There you have it, then. Cecil Frank Cornwall, a member of Richmond Chess Club in the early 1900s, was a strong amateur player, champion of Surrey, and, on seven occasions, of Brighton Chess Club, and for those achievements he deserves to be remembered. His few surviving games show him to have been an aggressive player with a talent for tactics, who could, perhaps, have scaled the heights had he chosen to do so. His life was touched by sadness in several ways, particularly between 1912 and 1922: I hope chess brought him solace as well as friendship, excitement and mental stimulation.

He was one of my predecessors in more ways than one. Let me take you on a walk along King Edward’s Grove, a road in South Teddington running between Kingston Road and Broom Road. It was briefly called Cornelius Road in the 1890s, but when it started to acquire housing in the early 1900s it was renamed in honour of the reigning monarch.

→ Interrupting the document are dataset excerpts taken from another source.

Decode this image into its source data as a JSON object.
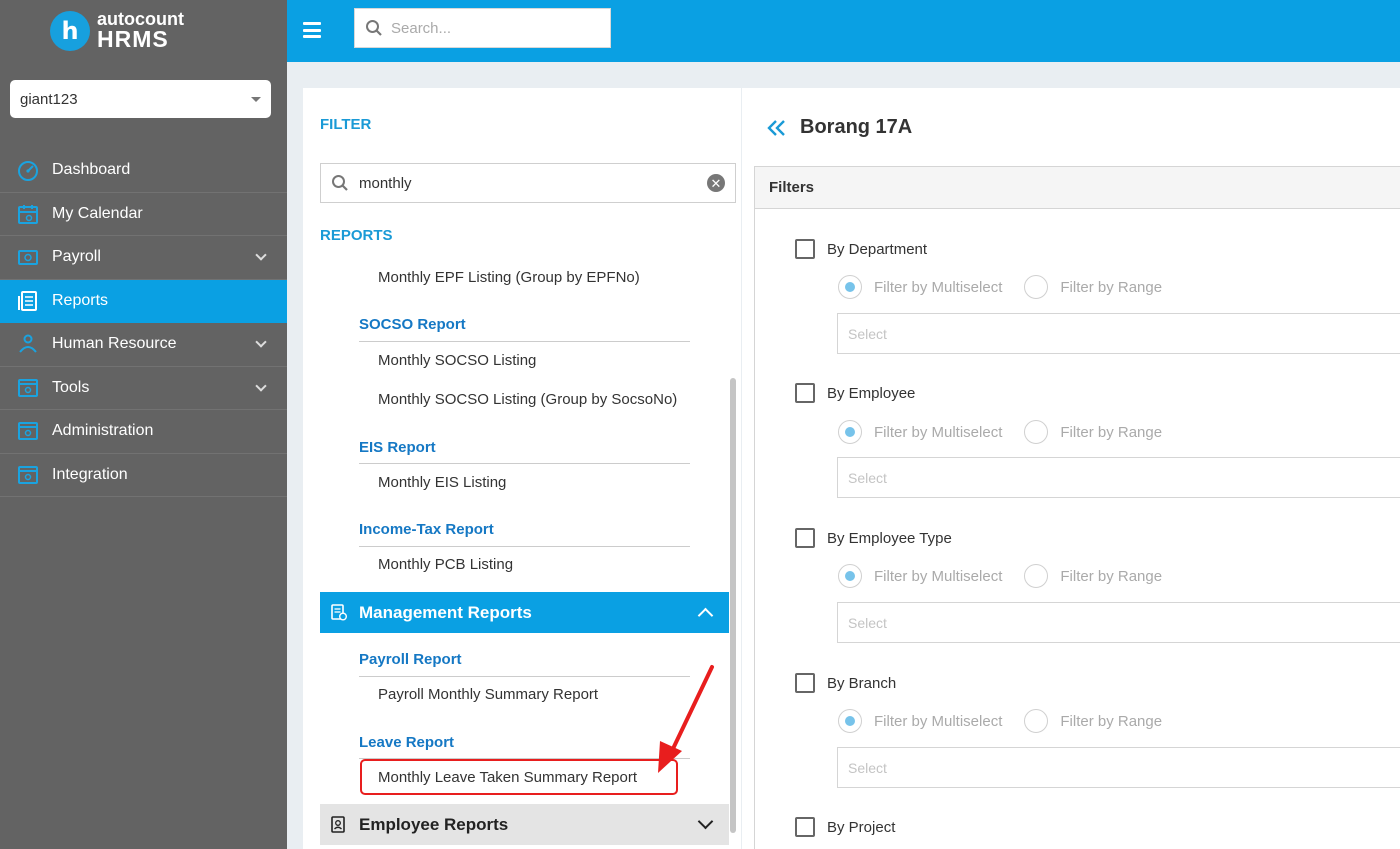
{
  "brand": {
    "logo_letter": "h",
    "name_top": "autocount",
    "name_bottom": "HRMS"
  },
  "company_select": {
    "value": "giant123"
  },
  "nav": {
    "items": [
      {
        "label": "Dashboard"
      },
      {
        "label": "My Calendar"
      },
      {
        "label": "Payroll"
      },
      {
        "label": "Reports"
      },
      {
        "label": "Human Resource"
      },
      {
        "label": "Tools"
      },
      {
        "label": "Administration"
      },
      {
        "label": "Integration"
      }
    ]
  },
  "topbar": {
    "search_placeholder": "Search..."
  },
  "filter_panel": {
    "filter_heading": "FILTER",
    "search_value": "monthly",
    "clear_symbol": "✕",
    "reports_heading": "REPORTS",
    "items": {
      "epf_group_listing": "Monthly EPF Listing (Group by EPFNo)",
      "socso_group": "SOCSO Report",
      "socso_listing": "Monthly SOCSO Listing",
      "socso_group_listing": "Monthly SOCSO Listing (Group by SocsoNo)",
      "eis_group": "EIS Report",
      "eis_listing": "Monthly EIS Listing",
      "tax_group": "Income-Tax Report",
      "pcb_listing": "Monthly PCB Listing",
      "payroll_group": "Payroll Report",
      "payroll_summary": "Payroll Monthly Summary Report",
      "leave_group": "Leave Report",
      "leave_summary": "Monthly Leave Taken Summary Report"
    },
    "sections": {
      "management": "Management Reports",
      "employee": "Employee Reports"
    }
  },
  "main": {
    "title": "Borang 17A",
    "filters_title": "Filters",
    "radio_multiselect": "Filter by Multiselect",
    "radio_range": "Filter by Range",
    "select_placeholder": "Select",
    "groups": [
      {
        "label": "By Department"
      },
      {
        "label": "By Employee"
      },
      {
        "label": "By Employee Type"
      },
      {
        "label": "By Branch"
      },
      {
        "label": "By Project"
      }
    ]
  },
  "colors": {
    "accent": "#0aa0e3",
    "sidebar": "#636363",
    "highlight": "#e81e1e"
  }
}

Entering from Kingston Road, Number 1, where Violet Cornwall, as she then was, was lodging in 1921, is the first house on your left. Continuing along the road, and still in 1921, let’s knock on the door of 27 King Edward’s Grove. Whose family lives in a house like this? The answer is none other than Cecil Frank Cornwall’s Metropolitan teammate from 1905, Edward Guthlac Sergeant, who had a long and distinguished chess career which I hope to cover at some future date.  He’d only just moved in at that point, and would only stay there a couple of years. Just two doors further along is number 31, where Violet’s second husband, Archibald Gibb, was living in 1911. It’s now a care home for adults with learning difficulties and autism. On the other side of the road is number 46, where Cecil and Violet were living in 1916. Perhaps Archie across the road took a shine to Vi. Carry on right to the end of the road, to number 73 on the corner of Broom Road, turn the clock forward to 1934, and you’ll find a rather unusual household. The house is owned by the Misses Ada and Louisa Padbury, who until recently had run a ham and beef shop in nearby Bushy Park Road. Two other sisters are there: Ellen, a dressmaker, and the disreputable Florence, in the final stages of TB, along with her illegitimate children Arthur and Betty, who had been brought up by Ada and Louisa. Florence died in 1935, after which, like others in the same road, the property was converted into a boarding house. When Betty married in 1949, she and her husband remained there until they could afford their own place, and it was there that their older son would spend the first two years of his life.

That son was me, and so I followed in the footsteps of Cecil Frank Cornwall by living in King Edward’s Grove (as did Edward Guthlac Sergeant) as well as by being a member of Richmond Chess Club.

Sources:

ancestry.co.uk

findmypast.co.uk

Wikipedia

Google Maps

Brighton Chess by Brian Denman, self-published in 1994 and highly recommended if you can get hold of a copy.